А пока – Овсей Иосифович, похоронив жену, живет довольно уединенной жизнью, утром отправляется на рынок или за кефиром (от нашей помощи он решительно всякий раз отказывается, хотя для мужа и для меня захватить лишнюю бутылку кефира и несколько овощей вдобавок к своим продуктам было несложно). Днем, проходя мимо его двери, мы слышим стук пишущей машинки. А вечером в аккуратном сером костюме и старомодном галстуке он неизменно отправляется пешком в Центральный дом литераторов – на одно из мероприятий, причем, как я заметила, садится всегда в первый ряд. Вероятно из-за слуха.
Как-то он позвонил нам в дверь и, не переступая порога, доверительно глядя мне в глаза, спросил с неискоренимой еврейской интонацией:
– Скажите, а ваш муж до-ома?
– Да, конечно, проходите.
– Нет, нет, – поспешно ответил он, отступая к своей двери. – Я зайду в другой раз.
Я удивилась, рассказала мужу, обладавшему ярко выраженной волжской внешностью, даже с некоторой татароватостью в скулах. Он подумал и нашёл такое объяснение:
– Понятное дело, он принимает меня за антисемита. Ничего, всё утрясется.
На следующий день Любомирский позвонил в дверь снова, мужа дома не было, и он переступил порог. В руках у него были шерстяные перчатки. Он протянул их мне:
– Могу ли я попросить вас заштопать их – мне трудно вдеть нитку в иголку…
Через полчаса я вернула ему заштопанные перчатки и получила в ответ благодарную улыбку.
В следующий раз он тоже позвонил в дверь, когда Володи не было дома:
– У меня к вам просьба. Не могли бы вы сохранить на лето моё зимнеё пальто? Я боюсь, что его поест моль… – и, немного пожевав губами, добавил: – Раньше я ловил её вот так! – он стремительно очертил правой рукой полукруг в воздухе, ловко сжав на излете ладонь в кулак, и вздохнул: – Теперь не получается…
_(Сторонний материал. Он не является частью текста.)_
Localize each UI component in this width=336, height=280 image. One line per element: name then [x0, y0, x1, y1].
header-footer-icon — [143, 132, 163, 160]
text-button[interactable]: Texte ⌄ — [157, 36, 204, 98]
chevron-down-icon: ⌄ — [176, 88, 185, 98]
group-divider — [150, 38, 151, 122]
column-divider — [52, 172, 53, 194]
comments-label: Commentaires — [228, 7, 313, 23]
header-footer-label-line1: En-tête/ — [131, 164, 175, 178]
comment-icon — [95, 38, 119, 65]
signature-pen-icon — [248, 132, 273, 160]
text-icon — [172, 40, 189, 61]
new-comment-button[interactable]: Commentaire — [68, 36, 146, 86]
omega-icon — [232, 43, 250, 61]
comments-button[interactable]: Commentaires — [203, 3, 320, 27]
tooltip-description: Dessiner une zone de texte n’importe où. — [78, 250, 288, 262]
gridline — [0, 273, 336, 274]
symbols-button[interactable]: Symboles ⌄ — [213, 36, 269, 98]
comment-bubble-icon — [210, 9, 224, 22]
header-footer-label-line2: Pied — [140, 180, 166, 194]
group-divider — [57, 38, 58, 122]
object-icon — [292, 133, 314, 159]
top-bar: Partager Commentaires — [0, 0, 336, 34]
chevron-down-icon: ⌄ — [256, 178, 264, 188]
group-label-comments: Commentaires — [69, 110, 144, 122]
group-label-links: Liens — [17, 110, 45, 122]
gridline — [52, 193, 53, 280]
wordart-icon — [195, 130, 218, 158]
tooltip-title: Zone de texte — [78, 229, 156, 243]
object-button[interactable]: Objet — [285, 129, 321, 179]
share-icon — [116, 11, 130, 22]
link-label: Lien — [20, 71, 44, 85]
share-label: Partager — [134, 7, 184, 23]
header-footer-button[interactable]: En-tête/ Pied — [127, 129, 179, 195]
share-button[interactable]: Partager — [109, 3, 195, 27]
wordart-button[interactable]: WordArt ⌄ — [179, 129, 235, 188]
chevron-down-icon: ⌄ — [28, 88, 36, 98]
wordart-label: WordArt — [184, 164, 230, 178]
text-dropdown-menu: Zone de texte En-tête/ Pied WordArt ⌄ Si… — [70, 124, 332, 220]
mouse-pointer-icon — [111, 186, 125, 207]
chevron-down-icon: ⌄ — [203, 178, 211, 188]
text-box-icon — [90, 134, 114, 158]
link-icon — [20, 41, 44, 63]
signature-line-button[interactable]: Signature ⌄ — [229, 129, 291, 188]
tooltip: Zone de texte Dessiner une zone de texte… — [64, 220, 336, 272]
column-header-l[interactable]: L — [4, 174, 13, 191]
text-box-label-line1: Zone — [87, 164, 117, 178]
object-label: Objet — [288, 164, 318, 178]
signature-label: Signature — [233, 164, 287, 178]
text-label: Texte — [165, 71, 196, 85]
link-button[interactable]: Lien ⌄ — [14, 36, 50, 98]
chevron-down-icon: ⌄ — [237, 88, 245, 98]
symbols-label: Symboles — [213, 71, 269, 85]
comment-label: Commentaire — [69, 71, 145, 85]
Я сшила для его пальто чехол из простыни, оно провисело в нашем шкафу до следующей зимы без изъянов и в этом же простынном чехле было возвращено владельцу.
А потом произошло событие, которое реабилитировало мужа в глазах соседа.
Однажды глубокой ночью у Овсея сломалась пишущая машинка. В попытке починить её он уронил со стола блюдце, поранил руку, кровь не останавливалась, а он не мог самостоятельно перевязать рану. На часах – три утра. На нашей лестничной площадке только из-за нашей двери доносится стук пишущей машинки.
Наутро я узнала, что Володя провел в квартире Любомирского остаток ночи, перевязал тому руку, с трудом починил пишущую машинку (её каретка ходила в обратную сторону – справа налево, ведь сосед писал и печатал только на идиш), а потом они вместе пили чай и разговаривали о жизни, причем выяснилось, что Овсей Иосифович не только знает несколько иностранных языков, но читает на древнееврейском Ветхий Завет. Оставить переволновавшегося старика одного муж не счел возможным. Лишь после чаепития, когда рассвело и сосед немного успокоился, Володя вернулся домой. Все подозрения в антисемитизме с него были сняты.
Как-то днем возвращаемся мы с мужем домой и видим издалека: у нашего подъезда стоит «скорая», а из подъезда медики выводят под руки Любомирского и усаживают в машину.
Мы ускорили шаги, чтобы узнать причину, но не успели – «скорая» плавно тронулась с места и умчалась. Тревога возросла, когда, поднявшись на свой этаж, мы увидели наколотый на ручку Овсеевской двери большой лоскут серой оберточной бумаги, на котором крупными буквами неровно было выведено: «Яков, ну вот!» – с огромным восклицательным знаком.
Номер телефона Якова, который примерно раз в две недели навещал соседа, никто на нашей лестничной площадке не знал. И потому, услышав, как кто-то отпирает дверь Любомирского, мы окружили Якова, чтобы узнать, что с соседом и что означает его записка.